Both in this mix and in the times I've seen you play, you gravitate toward heaviness or density. What draws you to those sorts of sounds? Is there ever room in a Tygapaw set for a straightforward house track?
My reality draws me to those sounds. I'm constantly trying to represent my feelings, thoughts and emotions and literally all the emotional pain I've had to endure most of my life through sounds, since music is literally the one thing that is saving me from hopelessness. Cause the world is pretty fucked, and music provides so much comfort and healing for me. And no shade, but why would I want to do what everybody else is doing? There's definitely no room in my life for basic shit, so hope that answers your question. Now a GQOM track I can fuck with, cause that is some real sounds coming from a very real place, a very raw place. That I can relate to.
This RBMA party is highlighting a loose scene centered in Bed-Stuy that Fake Accent is a crucial part of. You've lived in New York a long time, is there anything about this particular group of parties and people that feels especially exciting to you?
With my 15 years of living in New York, I've spent three of those years so far being out. When I first started Fake Accent, I didn't know of where to go to meet people like myself. Then a friend of mine invited me to a Papi Juice party three years ago, and it changed everything for me. It was my first full experience of qtpoc nightlife, and I just didn't look back. Now it's always a constant struggle because these spaces can give off a particular energy that might be off putting to some people, but the realness cannot be denied.
But tbh, with everything with me it always boils down to the music, so I could care less who is in the space flexing. What always matters the most is the music, and when I met the members of KUNQ and heard the music they were making, it was game over! This music is the fucking truth! And then inject this music into a dark moody club setting, and you cannot get me to leave that club! That's what has kept me in NYC underground, the sounds that are pumping out those fucking speakers and the waves coming from dem subwoofers. This club music.

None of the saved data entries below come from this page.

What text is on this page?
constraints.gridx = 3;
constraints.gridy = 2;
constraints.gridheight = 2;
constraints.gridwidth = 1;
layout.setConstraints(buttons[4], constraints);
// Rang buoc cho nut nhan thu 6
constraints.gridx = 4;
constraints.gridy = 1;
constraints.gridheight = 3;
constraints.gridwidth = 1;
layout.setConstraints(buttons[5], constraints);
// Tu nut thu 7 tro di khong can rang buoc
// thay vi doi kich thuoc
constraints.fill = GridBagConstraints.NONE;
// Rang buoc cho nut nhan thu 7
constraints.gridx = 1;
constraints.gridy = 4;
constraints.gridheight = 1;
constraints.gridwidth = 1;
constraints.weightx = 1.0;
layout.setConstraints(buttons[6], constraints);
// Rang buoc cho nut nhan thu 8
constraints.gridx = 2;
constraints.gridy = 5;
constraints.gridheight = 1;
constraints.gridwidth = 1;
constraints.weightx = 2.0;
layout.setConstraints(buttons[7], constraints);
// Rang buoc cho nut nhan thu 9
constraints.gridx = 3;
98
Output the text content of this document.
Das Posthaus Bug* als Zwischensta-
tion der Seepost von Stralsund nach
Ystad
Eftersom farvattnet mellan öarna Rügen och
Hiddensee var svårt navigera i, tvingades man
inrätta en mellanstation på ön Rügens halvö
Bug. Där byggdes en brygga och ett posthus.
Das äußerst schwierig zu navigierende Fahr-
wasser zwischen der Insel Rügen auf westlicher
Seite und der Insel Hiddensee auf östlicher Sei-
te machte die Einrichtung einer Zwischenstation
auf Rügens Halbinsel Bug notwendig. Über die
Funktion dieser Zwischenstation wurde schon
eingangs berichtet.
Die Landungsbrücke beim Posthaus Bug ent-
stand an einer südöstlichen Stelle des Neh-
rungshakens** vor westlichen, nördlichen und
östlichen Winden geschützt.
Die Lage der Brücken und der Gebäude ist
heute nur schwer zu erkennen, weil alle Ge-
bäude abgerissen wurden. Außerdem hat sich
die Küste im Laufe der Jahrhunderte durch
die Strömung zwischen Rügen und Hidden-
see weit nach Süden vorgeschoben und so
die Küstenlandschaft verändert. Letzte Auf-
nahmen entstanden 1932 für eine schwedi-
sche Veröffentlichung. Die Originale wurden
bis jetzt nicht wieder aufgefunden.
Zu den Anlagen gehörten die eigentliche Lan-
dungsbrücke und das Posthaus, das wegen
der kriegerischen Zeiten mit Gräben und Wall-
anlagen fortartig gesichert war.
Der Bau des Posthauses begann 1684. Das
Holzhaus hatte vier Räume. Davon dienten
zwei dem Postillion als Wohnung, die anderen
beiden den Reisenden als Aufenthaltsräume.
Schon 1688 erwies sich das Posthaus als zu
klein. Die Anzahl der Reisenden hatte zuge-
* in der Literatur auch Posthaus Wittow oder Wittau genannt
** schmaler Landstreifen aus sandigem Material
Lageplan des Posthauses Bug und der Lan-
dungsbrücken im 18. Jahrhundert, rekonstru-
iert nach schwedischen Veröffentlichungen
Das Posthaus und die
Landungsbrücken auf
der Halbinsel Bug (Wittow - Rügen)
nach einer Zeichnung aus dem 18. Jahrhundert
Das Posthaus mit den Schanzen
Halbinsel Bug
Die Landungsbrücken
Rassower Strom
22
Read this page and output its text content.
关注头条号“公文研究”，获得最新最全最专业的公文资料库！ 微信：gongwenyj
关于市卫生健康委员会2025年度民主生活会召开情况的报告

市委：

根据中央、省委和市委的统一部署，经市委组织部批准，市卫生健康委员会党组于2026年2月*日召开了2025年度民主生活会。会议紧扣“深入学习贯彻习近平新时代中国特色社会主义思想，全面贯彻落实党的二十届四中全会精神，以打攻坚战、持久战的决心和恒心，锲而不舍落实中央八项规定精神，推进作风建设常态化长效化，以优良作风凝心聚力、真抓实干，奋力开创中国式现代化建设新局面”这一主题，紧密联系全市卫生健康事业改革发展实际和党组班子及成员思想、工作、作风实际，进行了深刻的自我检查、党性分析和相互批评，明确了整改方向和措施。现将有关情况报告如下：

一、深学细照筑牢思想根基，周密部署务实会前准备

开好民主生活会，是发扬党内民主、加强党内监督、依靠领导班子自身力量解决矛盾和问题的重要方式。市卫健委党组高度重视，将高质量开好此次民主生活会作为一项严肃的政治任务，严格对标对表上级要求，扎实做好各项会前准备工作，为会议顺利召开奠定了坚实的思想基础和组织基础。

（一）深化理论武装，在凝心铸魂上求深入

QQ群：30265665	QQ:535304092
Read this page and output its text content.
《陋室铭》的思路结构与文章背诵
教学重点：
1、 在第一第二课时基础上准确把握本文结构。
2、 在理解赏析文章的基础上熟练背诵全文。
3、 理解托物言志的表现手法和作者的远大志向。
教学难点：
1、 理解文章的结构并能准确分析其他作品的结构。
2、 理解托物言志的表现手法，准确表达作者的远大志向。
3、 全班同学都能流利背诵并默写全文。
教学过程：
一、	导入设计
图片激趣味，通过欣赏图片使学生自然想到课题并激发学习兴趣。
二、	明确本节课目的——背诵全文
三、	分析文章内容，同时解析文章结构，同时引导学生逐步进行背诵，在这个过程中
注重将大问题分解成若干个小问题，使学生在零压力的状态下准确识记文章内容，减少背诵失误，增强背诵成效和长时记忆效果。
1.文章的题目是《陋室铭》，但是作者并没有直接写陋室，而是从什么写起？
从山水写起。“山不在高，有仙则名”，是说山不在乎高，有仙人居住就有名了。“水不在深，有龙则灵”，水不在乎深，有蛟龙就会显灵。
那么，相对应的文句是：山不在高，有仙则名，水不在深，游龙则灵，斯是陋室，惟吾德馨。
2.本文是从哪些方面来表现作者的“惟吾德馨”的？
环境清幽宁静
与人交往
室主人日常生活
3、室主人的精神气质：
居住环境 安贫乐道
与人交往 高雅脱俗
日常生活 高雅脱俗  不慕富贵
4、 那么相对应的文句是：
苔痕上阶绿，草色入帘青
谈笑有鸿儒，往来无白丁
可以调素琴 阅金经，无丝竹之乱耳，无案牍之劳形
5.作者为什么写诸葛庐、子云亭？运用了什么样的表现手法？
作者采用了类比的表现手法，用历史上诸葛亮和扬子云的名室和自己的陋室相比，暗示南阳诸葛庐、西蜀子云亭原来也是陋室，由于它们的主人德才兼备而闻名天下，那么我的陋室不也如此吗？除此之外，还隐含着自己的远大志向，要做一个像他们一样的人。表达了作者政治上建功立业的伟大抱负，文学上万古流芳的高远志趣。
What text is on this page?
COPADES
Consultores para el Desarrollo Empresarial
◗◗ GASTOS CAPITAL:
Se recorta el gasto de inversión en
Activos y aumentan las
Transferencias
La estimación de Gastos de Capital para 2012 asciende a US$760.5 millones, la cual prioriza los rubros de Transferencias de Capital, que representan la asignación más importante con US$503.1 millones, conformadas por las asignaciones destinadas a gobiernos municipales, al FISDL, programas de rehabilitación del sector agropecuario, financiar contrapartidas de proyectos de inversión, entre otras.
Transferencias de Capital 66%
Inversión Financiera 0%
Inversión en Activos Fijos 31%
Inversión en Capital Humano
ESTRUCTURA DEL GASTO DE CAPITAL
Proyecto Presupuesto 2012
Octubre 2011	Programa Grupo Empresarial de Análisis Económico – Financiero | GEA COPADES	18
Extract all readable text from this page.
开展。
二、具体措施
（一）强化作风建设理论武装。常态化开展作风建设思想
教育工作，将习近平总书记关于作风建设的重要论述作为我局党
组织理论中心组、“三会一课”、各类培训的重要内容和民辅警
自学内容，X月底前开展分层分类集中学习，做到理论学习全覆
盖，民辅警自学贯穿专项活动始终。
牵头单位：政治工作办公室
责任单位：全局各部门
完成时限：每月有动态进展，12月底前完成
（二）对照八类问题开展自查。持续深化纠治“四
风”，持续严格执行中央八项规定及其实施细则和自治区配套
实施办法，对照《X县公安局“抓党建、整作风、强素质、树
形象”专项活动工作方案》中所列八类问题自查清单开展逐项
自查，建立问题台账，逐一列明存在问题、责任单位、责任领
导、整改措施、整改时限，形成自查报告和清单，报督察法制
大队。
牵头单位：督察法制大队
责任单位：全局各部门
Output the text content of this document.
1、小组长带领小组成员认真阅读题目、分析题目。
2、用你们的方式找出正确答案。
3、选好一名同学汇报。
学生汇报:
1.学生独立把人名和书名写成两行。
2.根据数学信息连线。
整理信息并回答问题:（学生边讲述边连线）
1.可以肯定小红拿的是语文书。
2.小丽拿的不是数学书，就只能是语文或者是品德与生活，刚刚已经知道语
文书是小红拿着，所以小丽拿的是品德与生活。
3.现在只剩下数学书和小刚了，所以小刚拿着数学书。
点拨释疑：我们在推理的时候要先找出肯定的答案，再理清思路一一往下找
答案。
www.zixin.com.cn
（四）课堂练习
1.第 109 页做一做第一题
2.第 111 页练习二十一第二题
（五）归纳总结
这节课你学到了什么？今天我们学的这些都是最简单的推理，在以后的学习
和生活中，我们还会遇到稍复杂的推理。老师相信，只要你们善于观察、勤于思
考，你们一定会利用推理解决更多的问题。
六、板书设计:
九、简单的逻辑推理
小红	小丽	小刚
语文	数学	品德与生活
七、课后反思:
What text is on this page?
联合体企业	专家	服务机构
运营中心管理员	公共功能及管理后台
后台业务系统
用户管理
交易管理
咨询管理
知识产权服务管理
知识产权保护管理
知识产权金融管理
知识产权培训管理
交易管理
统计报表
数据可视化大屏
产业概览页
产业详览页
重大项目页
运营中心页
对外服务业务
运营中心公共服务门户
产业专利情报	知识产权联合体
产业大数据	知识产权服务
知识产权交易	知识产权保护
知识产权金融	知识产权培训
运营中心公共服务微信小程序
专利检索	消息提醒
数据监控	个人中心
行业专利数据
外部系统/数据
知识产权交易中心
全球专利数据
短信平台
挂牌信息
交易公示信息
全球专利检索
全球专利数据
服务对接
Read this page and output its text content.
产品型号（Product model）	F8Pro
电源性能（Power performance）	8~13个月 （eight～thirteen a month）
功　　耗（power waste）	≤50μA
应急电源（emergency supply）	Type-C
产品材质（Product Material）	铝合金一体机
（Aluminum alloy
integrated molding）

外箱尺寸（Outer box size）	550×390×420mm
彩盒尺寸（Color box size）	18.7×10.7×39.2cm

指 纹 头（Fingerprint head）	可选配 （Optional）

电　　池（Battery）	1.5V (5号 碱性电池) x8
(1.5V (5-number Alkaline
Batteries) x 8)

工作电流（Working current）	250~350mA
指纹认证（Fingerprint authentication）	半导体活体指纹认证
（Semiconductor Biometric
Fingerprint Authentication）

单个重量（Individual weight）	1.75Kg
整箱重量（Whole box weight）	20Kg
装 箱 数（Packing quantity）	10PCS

How does Fake Accent fit into the current ecosystem of the New York underground? What do you strive to provide with your parties that no one else does?
We don't fit in at all, and that's what makes us different. It's difficult to talk about because there's just so much bullying and strong arming in the NYC underground happening right now and it's creating an environment that basically impossible to thrive in. I do not subscribe to that fuckery. And that's why I strive to provide a nurturing environment within a club setting where you feel like you have a place there, and you feel like you belong, and you can arrive alone but leave having made a handful of new friends. This happens at every single Fake Accent party and I'm extremely proud to be able to provide that space for all the qtpoc who struggle with social anxiety and find that other places might just be on too much of an exclusive vibe where toxicity just seems to be the running theme. We just aim to create the most comforting space possible for the people who need it the most. For all the sensitive souls like myself.